Whenever I have a big project to tackle, I break it down into Clickup tasks. For example, I decided that I should review and update some of the posts on this blog. A couple of weeks ago, I had a task titled:
Review Yeys.com posts and decide which to update.
I created a list in the task, and then copied it and turned it into a number of tasks in the Yeys.com content plan list. Each item was assigned to me with a future date.
Today, a task popped up about updating this post. Without Clickup, it would have been much more difficult for me to keep track of these projects.
9. Considering medication
After my own diagnosis, the doctor suggested stimulants. He prescribed Ritalin first.
The drug worked like a charm. During “Ritalin days”, my productivity soared. I could focus on tasks for longer and get more done in a day than I would in 2-3 days without the medication.
Unfortunately, the side effects were too bad. I also tried Adderall and had to quit using that as well. In my forties, stimulants were clashing with some other medical issues that I have. It was a “no go” for the meds, in my case.
I thought I’d mention it here because if you are diagnosed with ADD or ADHD, the right medication could be a game-changer. Talk to your doctor about it.
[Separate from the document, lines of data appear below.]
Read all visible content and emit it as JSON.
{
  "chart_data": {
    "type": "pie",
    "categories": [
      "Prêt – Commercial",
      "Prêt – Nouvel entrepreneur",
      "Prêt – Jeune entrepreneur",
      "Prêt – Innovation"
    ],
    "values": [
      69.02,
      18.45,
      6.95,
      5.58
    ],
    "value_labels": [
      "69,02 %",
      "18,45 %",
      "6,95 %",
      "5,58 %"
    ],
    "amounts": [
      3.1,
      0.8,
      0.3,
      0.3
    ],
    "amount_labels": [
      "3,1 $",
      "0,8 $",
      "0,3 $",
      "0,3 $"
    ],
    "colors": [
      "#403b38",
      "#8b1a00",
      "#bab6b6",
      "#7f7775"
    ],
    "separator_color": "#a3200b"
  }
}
See if you can get a diagnosis and treatment.
Please don’t self-medicate.
Don’t just go ask a friend for Ritalin pills. Finding the right medication can be challenging. I know people who popped in a Ritalin pill they got from a friend, felt awful with the side effects, and vowed to never try the meds again. That’s because they went about it the wrong way. Maybe Adderall would be better for them, or maybe they need a different dose. Or maybe they don’t really have ADHD. Some physical conditions can look like ADHD. That’s why a blood panel is needed before confirming an ADHD diagnosis.
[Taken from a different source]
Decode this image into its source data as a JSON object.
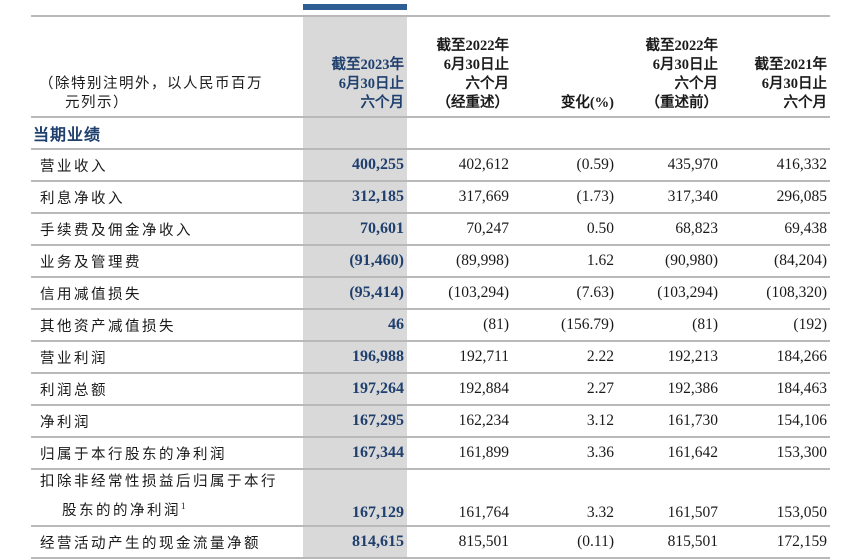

Your doctor also needs to monitor your ongoing health when you’re taking stimulants. As with every other medication, they can have adverse effects. Not to mention, these are prescription drugs, so it’s illegal to just “borrow” them from your friends.
I hope this tip won’t upset readers too much. There’s a lot of misconceptions and prejudice against using pharmaceuticals to increase productivity. If you happen to be someone who can benefit from that – and not everyone is – then hopefully this post has at least made you consider the option. Of course, your life, your choice.
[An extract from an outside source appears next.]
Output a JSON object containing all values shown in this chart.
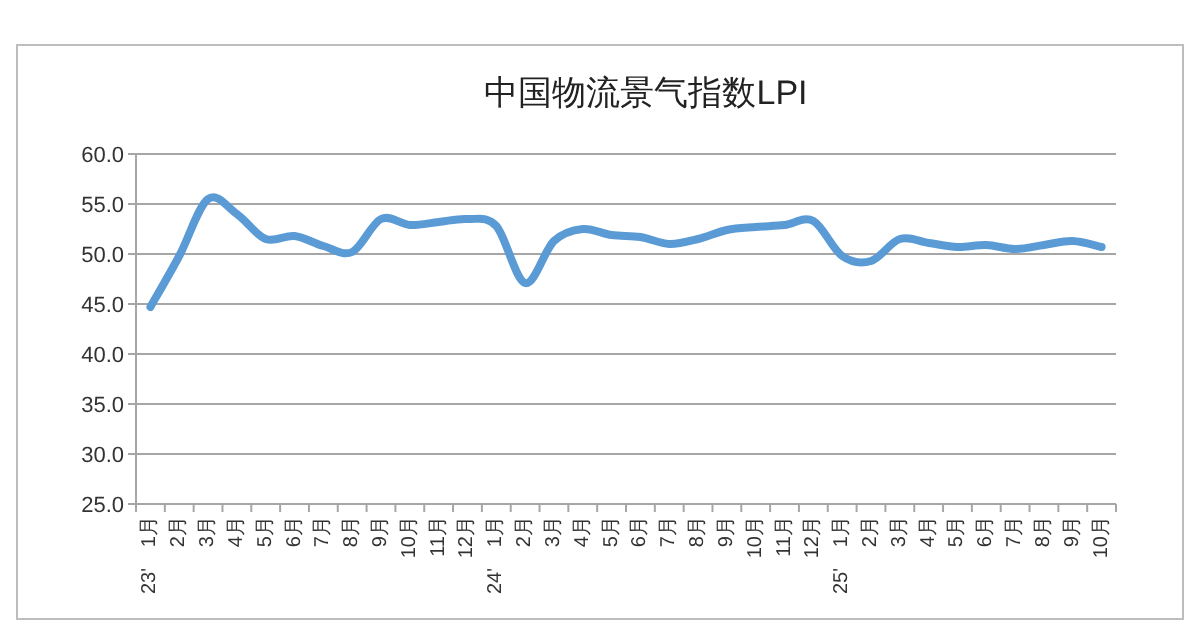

As always, leave a comment and let me know what you think! Any tips or tricks you can share about how you increase your own productivity? I’d love to hear them!
Interesting choice with the Ghost Hunters sound track – how did you figure that one out haha? I recently found that I work well listening to Reggaeton (like Spanish hip hop). It’s upbeat, and I can usually block out the Spanish pretty well 🙂
To be honest, I reserve ghost/horror soundtracks to those days when I’m more tired and need a major adrenaline boost. Otherwise, I try to stick to music 😛
I’m gonna give the ghost music a try on my Early Morning Tuesdays. I have to wake up at 3am for a client call, then I always try to slap myself awake to crank out a writing session before the wife wakes up. Sometimes it’s a struggle!
If you have any tendencies to become bipolar – Ritalin and Adderall can flip you into mania. (As well as taking most antidepressants by the way. Unfortunately there is not an easy test for bipolar.) Be careful. And a lot of creative people have bipolar illnesses.
I agree, you need help when you start with medication.
There are definitely risks associated with taking these medications. Mental and physical as well (I’m thinking of heart issues). No easy test for bipolar, but things like family history could be a consideration. That’s why it’s imperative to avoid self-medication. A qualified doctor should assess and see if – and which – medication is right for each person, and then follow up on their progress.